During a presentation at the 5G Asia event this week at Marina Bay Sands, Chiung-Jang Chen, Chunghwa Telecom’s senior director of the 5G Lab and speaking on behalf of the Next Generation Mobile Networks group, highlighted the need to engage directly with industrial 5G users to understand their needs then feed those learnings back into standardization, R&D and product/service offerings.
Chen correctly noted the first wave of 5G commercial deployments–U.S., U.K., South Korea, etc…”is restricted to eMBB. In NGMN’s view, it’s far from complete for 5G without vibrant vertical market engagement. So NGMN developed projects that are essential for unlocking the vertical use cases.”
To that end, NGMN established a working group led by representatives from China Mobile and Deutsche Telekom with an initial focus on automotive manufacturers and the adoption for cellular V2X. The results of that work would then go over to 3GPP for consideration and potential inclusion in upcoming releases that refine the massive IoT and URLLC aspect of the 5G NR standard.
Chen called out two primary challenges: The first is the diverse and fragmented nature of the industrial market. “This implies a fragmentation of devices and equipment that’s not favorable for 5G development.” Second, “We need to develop a highly-dynamic core as soon as possible. We should have the core network with the capabilities of supporting network slicing, virtualization and automation in order to better support the dynamic and diverse requirements of the verticals.”
He continued: “We should establish close partnerships between operators and industries.

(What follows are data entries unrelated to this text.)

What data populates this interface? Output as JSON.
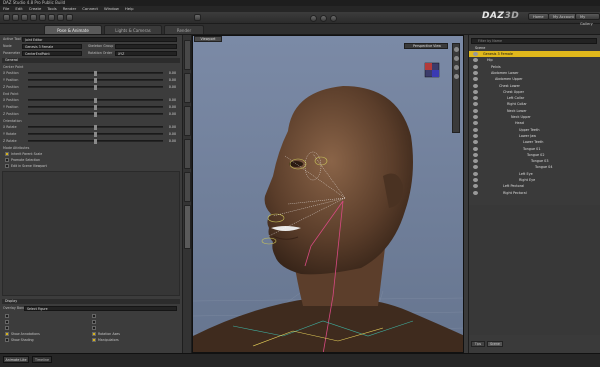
{
  "app": {
    "title": "DAZ Studio 4.8 Pro Public Build"
  },
  "menu": [
    "File",
    "Edit",
    "Create",
    "Tools",
    "Render",
    "Connect",
    "Window",
    "Help"
  ],
  "tabs": [
    {
      "label": "Pose & Animate",
      "active": true
    },
    {
      "label": "Lights & Cameras",
      "active": false
    },
    {
      "label": "Render",
      "active": false
    }
  ],
  "top_right": {
    "logo_text": "DAZ",
    "logo_num": "3D",
    "buttons": [
      "Home",
      "My Account",
      "My Gallery"
    ]
  },
  "left": {
    "active_tool_label": "Active Tool",
    "active_tool_value": "Joint Editor",
    "node_label": "Node",
    "node_value": "Genesis 3 Female",
    "skeleton_label": "Skeleton Group",
    "parameter_label": "Parameter",
    "parameter_value": "CenterEndPoint",
    "rotation_label": "Rotation Order",
    "rotation_value": "XYZ",
    "section_general": "General",
    "center_point": "Center Point",
    "end_point": "End Point",
    "orientation": "Orientation",
    "sliders": [
      {
        "label": "X Position",
        "value": "0.00"
      },
      {
        "label": "Y Position",
        "value": "0.00"
      },
      {
        "label": "Z Position",
        "value": "0.00"
      },
      {
        "label": "X Position",
        "value": "0.00"
      },
      {
        "label": "Y Position",
        "value": "0.00"
      },
      {
        "label": "Z Position",
        "value": "0.00"
      },
      {
        "label": "X Rotate",
        "value": "0.00"
      },
      {
        "label": "Y Rotate",
        "value": "0.00"
      },
      {
        "label": "Z Rotate",
        "value": "0.00"
      }
    ],
    "mode_attributes": "Mode Attributes",
    "checks": [
      {
        "label": "Inherit Parent Scale",
        "on": true
      },
      {
        "label": "Promote Selection",
        "on": false
      },
      {
        "label": "Edit in Scene Viewport",
        "on": false
      }
    ],
    "display_label": "Display",
    "overlay_label": "Overlay Bones",
    "overlay_value": "Select Figure",
    "bottom_checks": [
      {
        "label": "",
        "on": false
      },
      {
        "label": "",
        "on": false
      },
      {
        "label": "",
        "on": false
      },
      {
        "label": "Show Annotations",
        "on": true
      },
      {
        "label": "Show Shading",
        "on": false
      }
    ],
    "bottom_checks_right": [
      {
        "label": "",
        "on": false
      },
      {
        "label": "",
        "on": false
      },
      {
        "label": "",
        "on": false
      },
      {
        "label": "Rotation Axes",
        "on": true
      },
      {
        "label": "Manipulators",
        "on": true
      }
    ]
  },
  "viewport": {
    "tab": "Viewport",
    "camera": "Perspective View"
  },
  "scene": {
    "search_placeholder": "Filter by Name",
    "root": "Scene",
    "items": [
      {
        "label": "Genesis 3 Female",
        "depth": 0,
        "selected": true
      },
      {
        "label": "Hip",
        "depth": 1
      },
      {
        "label": "Pelvis",
        "depth": 2
      },
      {
        "label": "Abdomen Lower",
        "depth": 2
      },
      {
        "label": "Abdomen Upper",
        "depth": 3
      },
      {
        "label": "Chest Lower",
        "depth": 4
      },
      {
        "label": "Chest Upper",
        "depth": 5
      },
      {
        "label": "Left Collar",
        "depth": 6
      },
      {
        "label": "Right Collar",
        "depth": 6
      },
      {
        "label": "Neck Lower",
        "depth": 6
      },
      {
        "label": "Neck Upper",
        "depth": 7
      },
      {
        "label": "Head",
        "depth": 8
      },
      {
        "label": "Upper Teeth",
        "depth": 9
      },
      {
        "label": "Lower Jaw",
        "depth": 9
      },
      {
        "label": "Lower Teeth",
        "depth": 10
      },
      {
        "label": "Tongue 01",
        "depth": 10
      },
      {
        "label": "Tongue 02",
        "depth": 11
      },
      {
        "label": "Tongue 03",
        "depth": 12
      },
      {
        "label": "Tongue 04",
        "depth": 13
      },
      {
        "label": "Left Eye",
        "depth": 9
      },
      {
        "label": "Right Eye",
        "depth": 9
      },
      {
        "label": "Left Pectoral",
        "depth": 5
      },
      {
        "label": "Right Pectoral",
        "depth": 5
      }
    ],
    "bottom_tabs": [
      "Tips",
      "Scene"
    ]
  },
  "bottom": {
    "tabs": [
      "Animate Lite",
      "Timeline"
    ]
  },
  "colors": {
    "accent": "#e0b81c",
    "selected_row": "#e0b81c"
  }
}
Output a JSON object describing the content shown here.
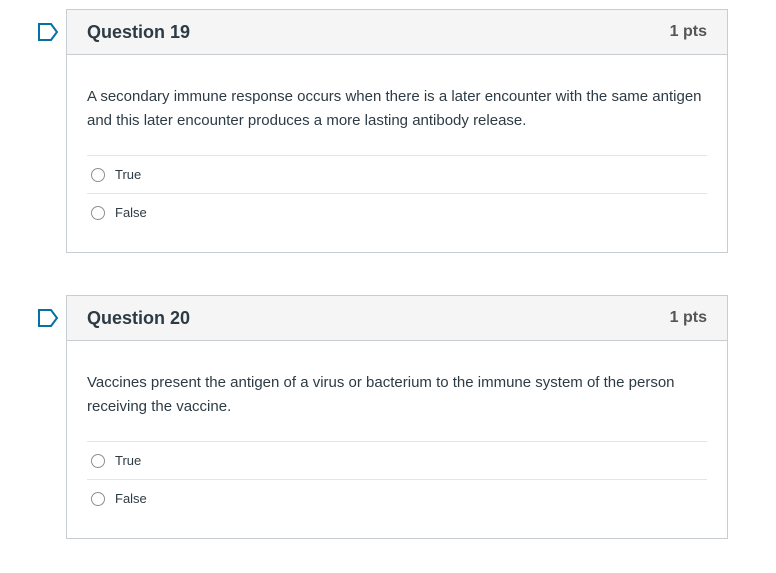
{
  "questions": [
    {
      "title": "Question 19",
      "points": "1 pts",
      "text": "A secondary immune response occurs when there is a later encounter with the same antigen and this later encounter produces a more lasting antibody release.",
      "answers": [
        "True",
        "False"
      ]
    },
    {
      "title": "Question 20",
      "points": "1 pts",
      "text": "Vaccines present the antigen of a virus or bacterium to the immune system of the person receiving the vaccine.",
      "answers": [
        "True",
        "False"
      ]
    }
  ],
  "colors": {
    "flag": "#0770a3",
    "header_bg": "#f5f5f5",
    "border": "#c7cdd1"
  }
}
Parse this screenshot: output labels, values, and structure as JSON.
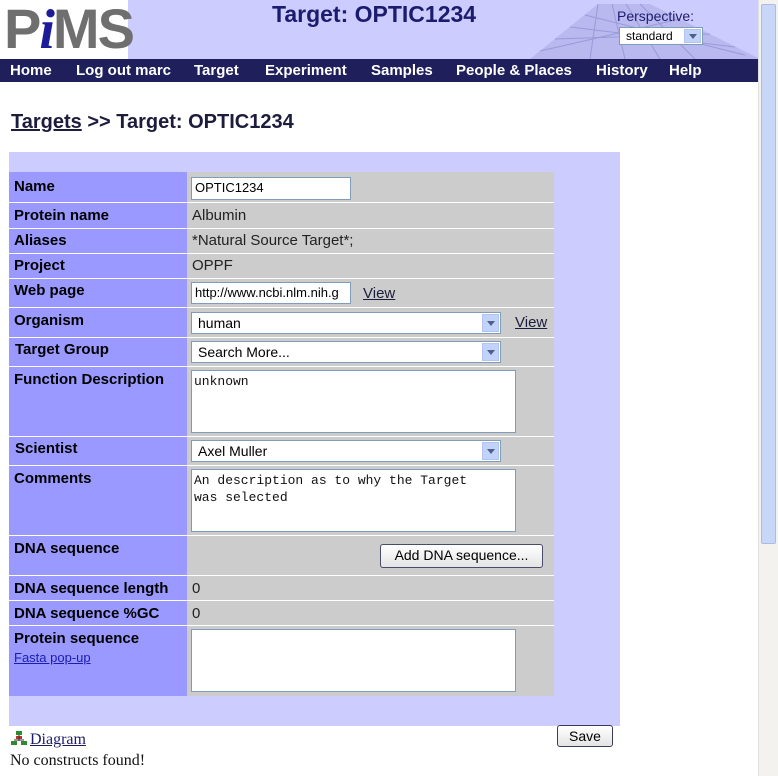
{
  "header": {
    "logo_text": "PiMS",
    "title": "Target: OPTIC1234",
    "perspective_label": "Perspective:",
    "perspective_value": "standard"
  },
  "menu": [
    {
      "label": "Home"
    },
    {
      "label": "Log out marc"
    },
    {
      "label": "Target"
    },
    {
      "label": "Experiment"
    },
    {
      "label": "Samples"
    },
    {
      "label": "People & Places"
    },
    {
      "label": "History"
    },
    {
      "label": "Help"
    }
  ],
  "breadcrumb": {
    "parent": "Targets",
    "separator": ">>",
    "current": "Target: OPTIC1234"
  },
  "form": {
    "name": {
      "label": "Name",
      "value": "OPTIC1234"
    },
    "protein_name": {
      "label": "Protein name",
      "value": "Albumin"
    },
    "aliases": {
      "label": "Aliases",
      "value": "*Natural Source Target*;"
    },
    "project": {
      "label": "Project",
      "value": "OPPF"
    },
    "web_page": {
      "label": "Web page",
      "value": "http://www.ncbi.nlm.nih.g",
      "link": "View"
    },
    "organism": {
      "label": "Organism",
      "value": "human",
      "link": "View"
    },
    "target_group": {
      "label": "Target Group",
      "value": "Search More..."
    },
    "function_description": {
      "label": "Function Description",
      "value": "unknown"
    },
    "scientist": {
      "label": "Scientist",
      "value": "Axel Muller"
    },
    "comments": {
      "label": "Comments",
      "value": "An description as to why the Target\nwas selected"
    },
    "dna_sequence": {
      "label": "DNA sequence",
      "button": "Add DNA sequence..."
    },
    "dna_length": {
      "label": "DNA sequence length",
      "value": "0"
    },
    "dna_gc": {
      "label": "DNA sequence %GC",
      "value": "0"
    },
    "protein_sequence": {
      "label": "Protein sequence",
      "fasta_link": "Fasta pop-up",
      "value": ""
    }
  },
  "actions": {
    "save": "Save"
  },
  "footer": {
    "diagram_link": "Diagram",
    "status": "No constructs found!"
  },
  "colors": {
    "header_bg": "#ccccff",
    "menubar_bg": "#1f1f5c",
    "label_column": "#9999ff",
    "data_column": "#cccccc",
    "panel_bg": "#ccccff"
  }
}
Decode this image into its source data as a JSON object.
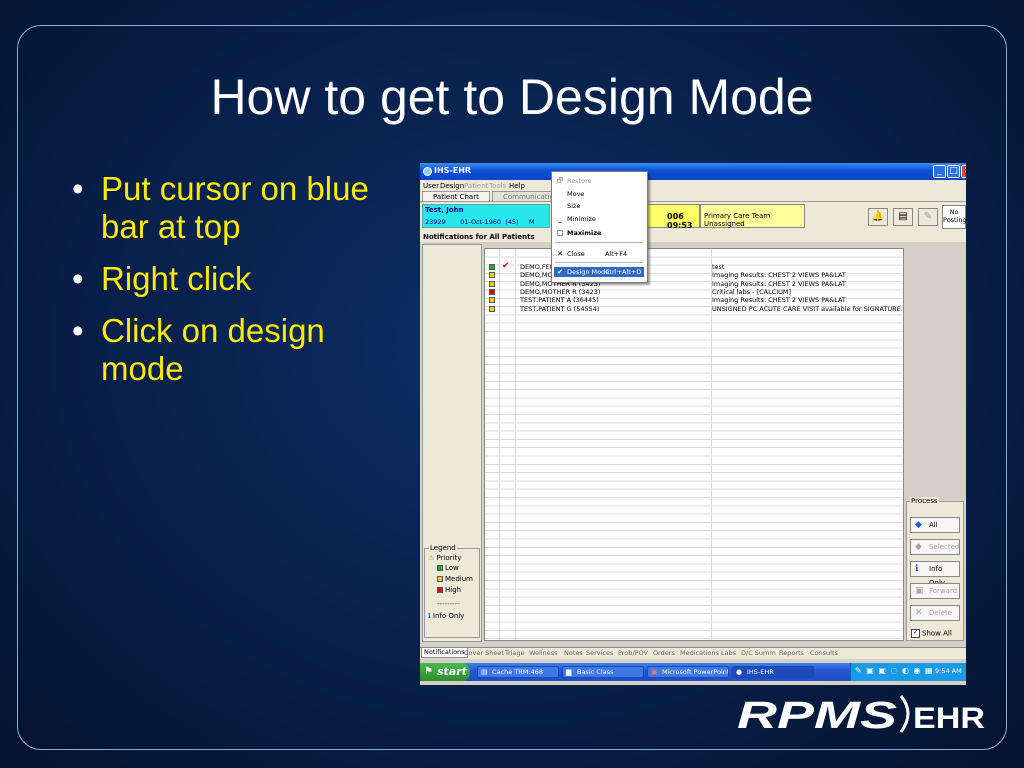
{
  "slide": {
    "title": "How to get to Design Mode",
    "bullets": [
      "Put cursor on blue bar at top",
      "Right click",
      "Click on design mode"
    ],
    "bullet_glyph": "•"
  },
  "window": {
    "title": "IHS-EHR",
    "menu": [
      "User",
      "Design",
      "Patient",
      "Tools",
      "Help"
    ],
    "tabs": [
      "Patient Chart",
      "Communication"
    ],
    "patient": {
      "name": "Test, John",
      "info": "23929       01-Oct-1960  (45)     M"
    },
    "visit_date": "006 09:53",
    "care_team": "Primary Care Team Unassigned",
    "postings": [
      "No",
      "Postings"
    ],
    "notifications_header": "Notifications for All Patients",
    "notifications": [
      {
        "priority": "low",
        "checked": true,
        "patient": "DEMO,FEM",
        "message": "test"
      },
      {
        "priority": "medium",
        "checked": false,
        "patient": "DEMO,MOT",
        "message": "Imaging Results: CHEST 2 VIEWS PA&LAT"
      },
      {
        "priority": "medium",
        "checked": false,
        "patient": "DEMO,MOTHER R   (3423)",
        "message": "Imaging Results: CHEST 2 VIEWS PA&LAT"
      },
      {
        "priority": "high",
        "checked": false,
        "patient": "DEMO,MOTHER R   (3423)",
        "message": "Critical labs - [CALCIUM]"
      },
      {
        "priority": "medium",
        "checked": false,
        "patient": "TEST,PATIENT A   (36445)",
        "message": "Imaging Results: CHEST 2 VIEWS PA&LAT"
      },
      {
        "priority": "medium",
        "checked": false,
        "patient": "TEST,PATIENT G   (54554)",
        "message": "UNSIGNED PC ACUTE CARE VISIT available for SIGNATURE."
      }
    ],
    "legend": {
      "title": "Legend",
      "priority": "Priority",
      "low": "Low",
      "medium": "Medium",
      "high": "High",
      "dashes": "---------",
      "info_only": "Info Only"
    },
    "process": {
      "title": "Process",
      "all": "All",
      "selected": "Selected",
      "info_only": "Info Only",
      "forward": "Forward",
      "delete": "Delete",
      "show_all": "Show All"
    },
    "bottom_tabs": [
      "Notifications",
      "Cover Sheet",
      "Triage",
      "Wellness",
      "Notes",
      "Services",
      "Prob/POV",
      "Orders",
      "Medications",
      "Labs",
      "D/C Summ",
      "Reports",
      "Consults"
    ]
  },
  "context_menu": {
    "items": [
      {
        "label": "Restore",
        "shortcut": "",
        "icon": "🗗",
        "state": "disabled"
      },
      {
        "label": "Move",
        "shortcut": "",
        "icon": "",
        "state": "normal"
      },
      {
        "label": "Size",
        "shortcut": "",
        "icon": "",
        "state": "normal"
      },
      {
        "label": "Minimize",
        "shortcut": "",
        "icon": "_",
        "state": "normal"
      },
      {
        "label": "Maximize",
        "shortcut": "",
        "icon": "□",
        "state": "bold"
      },
      {
        "label": "Close",
        "shortcut": "Alt+F4",
        "icon": "✕",
        "state": "normal"
      },
      {
        "label": "Design Mode",
        "shortcut": "Ctrl+Alt+D",
        "icon": "✔",
        "state": "selected"
      }
    ]
  },
  "taskbar": {
    "start": "start",
    "tasks": [
      "Cache TRM:468",
      "Basic Class",
      "Microsoft PowerPoint ...",
      "IHS-EHR"
    ],
    "clock": "9:54 AM"
  },
  "logo": {
    "rpms": "RPMS",
    "ehr": "EHR"
  },
  "colors": {
    "slide_bg": "#0a2654",
    "title_text": "#ffffff",
    "bullet_text": "#ffea00",
    "xp_title_blue": "#0a52d6",
    "patient_cyan": "#27e6ec",
    "menu_highlight": "#316ac5",
    "priority_low": "#21b021",
    "priority_medium": "#e8d21c",
    "priority_high": "#cc1111"
  }
}
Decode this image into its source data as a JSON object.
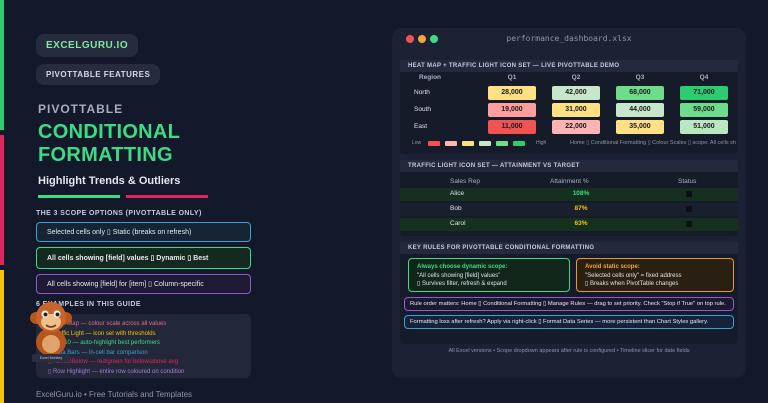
{
  "left": {
    "brand": "EXCELGURU.IO",
    "badge": "PIVOTTABLE FEATURES",
    "kicker": "PIVOTTABLE",
    "headline_1": "CONDITIONAL",
    "headline_2": "FORMATTING",
    "subhead": "Highlight Trends & Outliers",
    "scope_title": "THE 3 SCOPE OPTIONS (PIVOTTABLE ONLY)",
    "scope_options": [
      "Selected cells only ▯ Static (breaks on refresh)",
      "All cells showing [field] values ▯ Dynamic ▯ Best",
      "All cells showing [field] for [item] ▯ Column-specific"
    ],
    "examples_title": "6 EXAMPLES IN THIS GUIDE",
    "examples": [
      "▯ Heat Map — colour scale across all values",
      "▯ Traffic Light — icon set with thresholds",
      "▯ Top 10 — auto-highlight best performers",
      "▯ Data Bars — in-cell bar comparison",
      "▯ Above/Below — red/green for below/above avg",
      "▯ Row Highlight — entire row coloured on condition"
    ],
    "footer": "ExcelGuru.io • Free Tutorials and Templates",
    "mascot_label": "Excel Monkey"
  },
  "window": {
    "title": "performance_dashboard.xlsx",
    "heatmap": {
      "header": "HEAT MAP + TRAFFIC LIGHT ICON SET — LIVE PIVOTTABLE DEMO",
      "row_header": "Region",
      "columns": [
        "Q1",
        "Q2",
        "Q3",
        "Q4"
      ],
      "rows": [
        {
          "label": "North",
          "values": [
            "28,000",
            "42,000",
            "68,000",
            "71,000"
          ],
          "colors": [
            "#ffe082",
            "#c8e6c9",
            "#6fdc8c",
            "#2ecc71"
          ]
        },
        {
          "label": "South",
          "values": [
            "19,000",
            "31,000",
            "44,000",
            "59,000"
          ],
          "colors": [
            "#ff9e9e",
            "#ffe082",
            "#c8e6c9",
            "#6fdc8c"
          ]
        },
        {
          "label": "East",
          "values": [
            "11,000",
            "22,000",
            "35,000",
            "51,000"
          ],
          "colors": [
            "#f25252",
            "#ffb3b3",
            "#ffe082",
            "#b9e8c0"
          ]
        }
      ],
      "legend_low": "Low",
      "legend_high": "High",
      "legend_colors": [
        "#f25252",
        "#ffb3b3",
        "#ffe082",
        "#c8e6c9",
        "#6fdc8c",
        "#2ecc71"
      ],
      "legend_note": "Home ▯ Conditional Formatting ▯ Colour Scales ▯ scope: All cells showing Sales values"
    },
    "traffic": {
      "header": "TRAFFIC LIGHT ICON SET — ATTAINMENT VS TARGET",
      "columns": [
        "Sales Rep",
        "Attainment %",
        "Status"
      ],
      "rows": [
        {
          "name": "Alice",
          "pct": "108%",
          "color": "#3ddc84"
        },
        {
          "name": "Bob",
          "pct": "87%",
          "color": "#f1c40f"
        },
        {
          "name": "Carol",
          "pct": "63%",
          "color": "#f1c40f"
        }
      ]
    },
    "rules": {
      "header": "KEY RULES FOR PIVOTTABLE CONDITIONAL FORMATTING",
      "dynamic_title": "Always choose dynamic scope:",
      "dynamic_line1": "\"All cells showing [field] values\"",
      "dynamic_line2": "▯ Survives filter, refresh & expand",
      "static_title": "Avoid static scope:",
      "static_line1": "\"Selected cells only\" = fixed address",
      "static_line2": "▯ Breaks when PivotTable changes",
      "rule_order": "Rule order matters: Home ▯ Conditional Formatting ▯ Manage Rules — drag to set priority. Check \"Stop if True\" on top rule.",
      "formatting_loss": "Formatting loss after refresh? Apply via right-click ▯ Format Data Series — more persistent than Chart Styles gallery."
    },
    "footer": "All Excel versions • Scope dropdown appears after rule is configured • Timeline slicer for date fields"
  }
}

Mutual understanding and trust is fundamental for both sides to jointly deliver new innovations and business models that can offer a revenue boost for the overall economy. The second is strong and continuous engagement…both sides should work closely in test, trial and prototyping to make the use case a reality.
This same topic came up earlier this year at the 5G World event in London. Dario Talmesio, principal analyst and practice leader at Ovum, called for a co-creation approach to applying 5G to industries.
“It’s about industry collaboration and it’s about third parties sometimes stitching it all together. In some cases, it’s an operator doing it but in many cases it won’t be an operator…because the complexity of understanding the vertical are, in some cases, insurmountable. There isn’t enough manpower, there isn’t enough brain power, there isn’t enough financial capacity to enter a specific vertical.”